Falsified filings mask unauthorised wellness deployments
A modern corporate recruitment network faces severe disruption after Singapore’s Ministry of Manpower (MOM) initiated criminal proceedings against an employment agency and its personnel for exploiting foreign labor frameworks.
The case highlights critical third-party vendor risks for human resources professionals utilizing external staffing partners. Legal proceedings began on 28 May, 2026, against Wonderful Agency Pte Ltd, employment agency staff member Zhao Yanxiao, and massage establishment manager Hu Yuping for multiple infractions under the Employment of Foreign Manpower Act 1990 (EFMA).
Regulatory investigations reveal the alleged illicit activities occurred between December 2024 and August 2025. Zhao, a 43-year-old employment agency personnel member at Wonderful Agency, allegedly manipulated 14 separate work pass applications. The documents falsely declared that foreign personnel were brought into the country under the Non-Traditional Source Occupation List (NTS-OL) scheme to work as food processing laborers, earning fixed monthly salaries of $2,000.
MOM investigators discovered that the workers never received the declared compensation. Instead, the agency routed the personnel to massage parlors, beauty salons, and spa establishments to fulfill non-food processing roles.
Hu, a 58-year-old massage establishment manager, allegedly abetted Wonderful Agency by misrepresenting a migrant worker’s job title as a food processing worker. State evidence indicates the worker was systematically deployed as a masseuse. Hu also faces charges for demanding and collecting a $500 financial kickback from the worker as an absolute prerequisite for securing employment.
The prosecution structured specific criminal counts against the parties involved:
- Wonderful Agency Pte Ltd: Faces 12 corporate counts of making false declarations regarding worker employment and two corporate counts of falsifying employee salaries.

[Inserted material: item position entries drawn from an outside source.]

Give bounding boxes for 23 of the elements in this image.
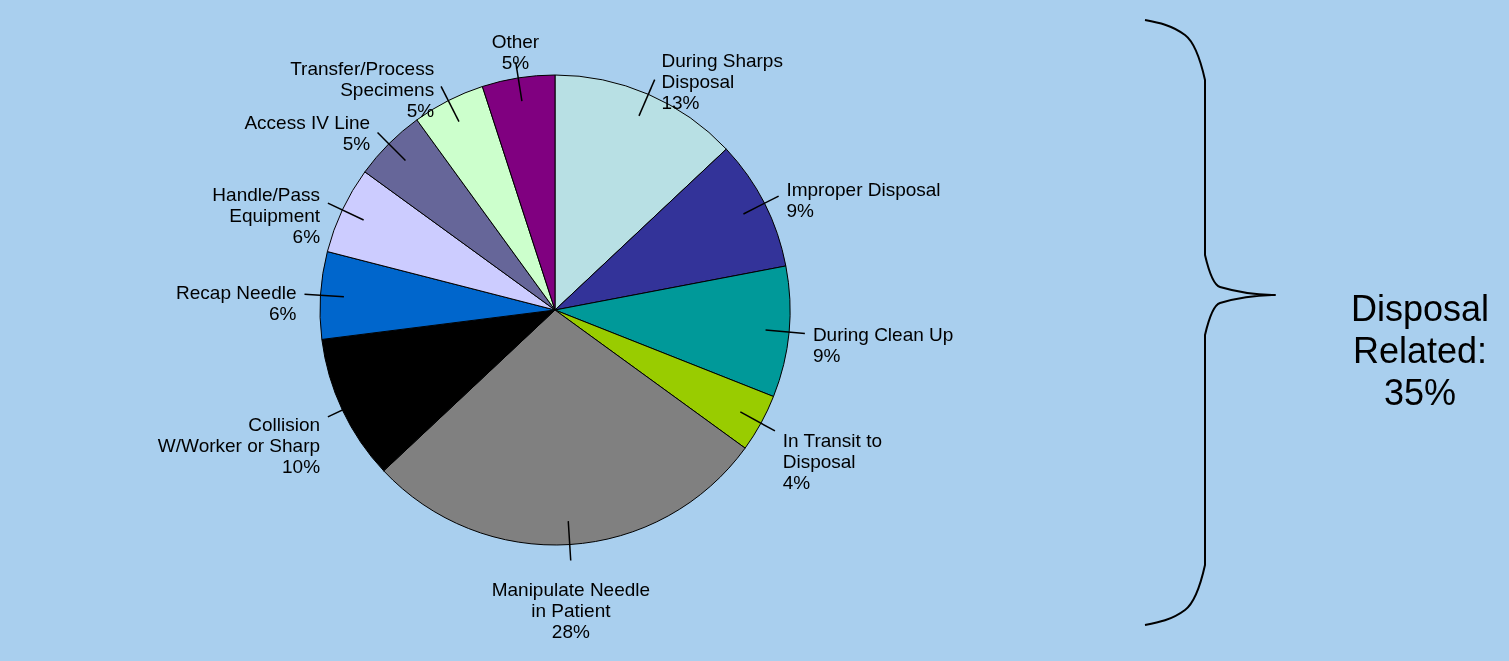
data-label: 28%	[551, 620, 590, 642]
slice-label: Handle/Pass Equipment	[212, 183, 321, 226]
slice-label: Collision W/Worker or Sharp	[157, 414, 321, 457]
data-label: 13%	[661, 92, 700, 114]
data-label: 6%	[292, 225, 321, 247]
data-label: 5%	[406, 99, 435, 121]
data-label: 6%	[269, 303, 297, 325]
slice-label: During Clean Up	[812, 323, 954, 345]
slice-label: Transfer/Process Specimens	[290, 57, 435, 100]
data-label: 4%	[782, 471, 811, 493]
slice-label: Improper Disposal	[786, 178, 941, 200]
data-label: 5%	[501, 52, 530, 74]
slice-label: In Transit to Disposal	[782, 429, 882, 472]
data-label: 5%	[342, 132, 371, 154]
data-label: 10%	[282, 456, 321, 478]
slice-label: Recap Needle	[176, 282, 297, 304]
data-label: 9%	[786, 199, 814, 221]
slice-label: Access IV Line	[244, 111, 371, 133]
data-label: 9%	[812, 344, 841, 366]
slice-label: Manipulate Needle in Patient	[491, 578, 651, 621]
slice-label: Other	[491, 31, 540, 53]
text: Disposal Related: 35%	[1350, 288, 1490, 413]
slice-label: During Sharps Disposal	[661, 50, 783, 93]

- Zhao Yanxiao: Faces 12 individual charges for false employment declarations and two individual charges for false salary declarations under the EFMA.
- Hu Yuping: Faces one charge of abetting the employment agency's false declaration and one charge of collecting a $500 financial kickback.
Regulatory fallout and lessons for HR leaders
The statutory penalties under the EFMA present an existential threat to the operational capabilities of the companies involved. For each individual charge of making false declarations, defendants face a maximum fine of $20,000, an imprisonment term of up to two years, or both. For the corporate entity, Wonderful Agency, the false declaration charges carry identical fines of up to $20,000 per count.
Crucially for HR planners, an MOM conviction triggers an administrative bar that completely blocks the involved entities and individuals from employing any foreign workers in the future. Furthermore, the illegal collection of financial kickbacks carries separate fines of up to $30,000 per charge and up to two years of imprisonment.
MOM rules mandate that all employers and secondary employment agencies provide entirely accurate, complete, and truthful information to the Controller of Work Passes. Regulatory officials noted that fraudulent applications directly compromise the integrity of the work pass framework, leaving migrating personnel open to severe exploitation. To combat underground networks, the ministry continues to operate its confidential digital reporting platform, "Report an infringement," for public submission of suspicious employment practices.